15/07/16

Somos todos campeões, por Jorge Best



Portugal é campeão da Europa. Pelo menos do ponto de vista do impacto, não apenas mediático, é o maior feito da história do desporto português. Hoje, dois dias depois do grande feito, ainda não se fala noutra coisa e ainda paira num ar um sentimento de orgulho, de irmandade nacional, de vaidade, até. Gente que não liga a futebol ou que, até mesmo, o odeia, discute encarniçadamente as virtualidades do 4-3-3 e do 4-4-2. Brotam da terra especialistas que nunca deram um singelo chuto numa bola a perorarem sobre a famigerada entrada de Payet sobre Ronaldo. Percebo esta transmutação – até de género, de repente, as mulheres transformaram-se em gabrieis alves de saias. Só indirectamente tem a ver com bola.
 
Trata-se antes de nacionalismo sublimado, do mesmo orgulho nacionalista, que dantes se manifestava a propósito das guerras e dos regressos dos guerreiros. Os nossos heróis e os vilões inimigos… Se isto fosse há mais tempo teríamos capturado o Payet e tê-lo-íamos passeado, para gáudio da multidão, pelas ruas da capital, encerrado numa gaiola para efeitos de ultraje público. Não o fizeram os romanos com Vercingétorix?

O nacionalismo é uma espécie de apendicite do ego, uma inflamação do mesmo sob a forma da nação. A nação é o ego inflamado à escala de um colectivo. E é por essa razão egoísta que de repente se descobrem à nossa volta tantos repentinos adeptos de futebol. Quando a selecção portuguesa de futebol se sagra campeã da europa, não se trata de uma simples vitória num jogo – não, somos nós que nos sagramos campeões, campeões da vida, campeões do mérito e da nobreza.
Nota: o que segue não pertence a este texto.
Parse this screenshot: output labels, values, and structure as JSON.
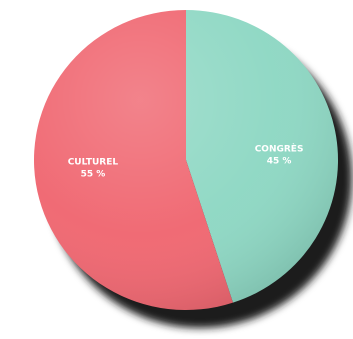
{
  "chart_data": {
    "type": "pie",
    "title": "",
    "slices": [
      {
        "label": "CONGRÈS",
        "value": 45,
        "value_label": "45 %",
        "color": "#8fd8c4"
      },
      {
        "label": "CULTUREL",
        "value": 55,
        "value_label": "55 %",
        "color": "#f06872"
      }
    ],
    "start_angle_deg": 0,
    "direction": "clockwise",
    "style": "3d-tilted-disc-with-shadow",
    "legend": "none"
  }
}
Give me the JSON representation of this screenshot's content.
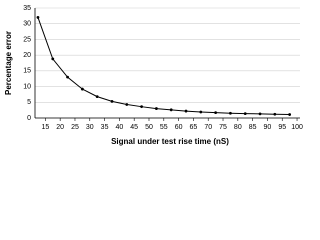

A vitória dos jogadores é a nossa: «bom dia campeão», assim me saúda o sorridente empregado da loja onde me dirigi e que não me conhece de lado nenhum… Mas hoje é meu irmão, português como eu, campeão como eu…

Olho à minha volta e não consigo deixar de estranhar: aquele tipo baixinho, vestido com uma camisola de cava mais própria para a sesta, calção de banho apertado e chanatos decrépitos nos pés, também é campeão? O homem passeia-se aos esses no centro comercial, jornal infecto debaixo do ombro, tom de pele de inverno em pleno julho e mãozinha marota a coçar as partes baixas intrabolso. Também é campeão? Claro que sim e aqui temos a razão de ser do impacto desta vitória. Todos temos um pouco deste grunho que se passeia no shopping e todos nos sentimos, como ele, campeões pelo feito dos nossos. E é por isso que esta vitória é tão fantástica e há nisto algo de irracional e ao mesmo tempo de lógico. Ontem, hoje, amanhã, durante mais uns tempos, somos todos campeões.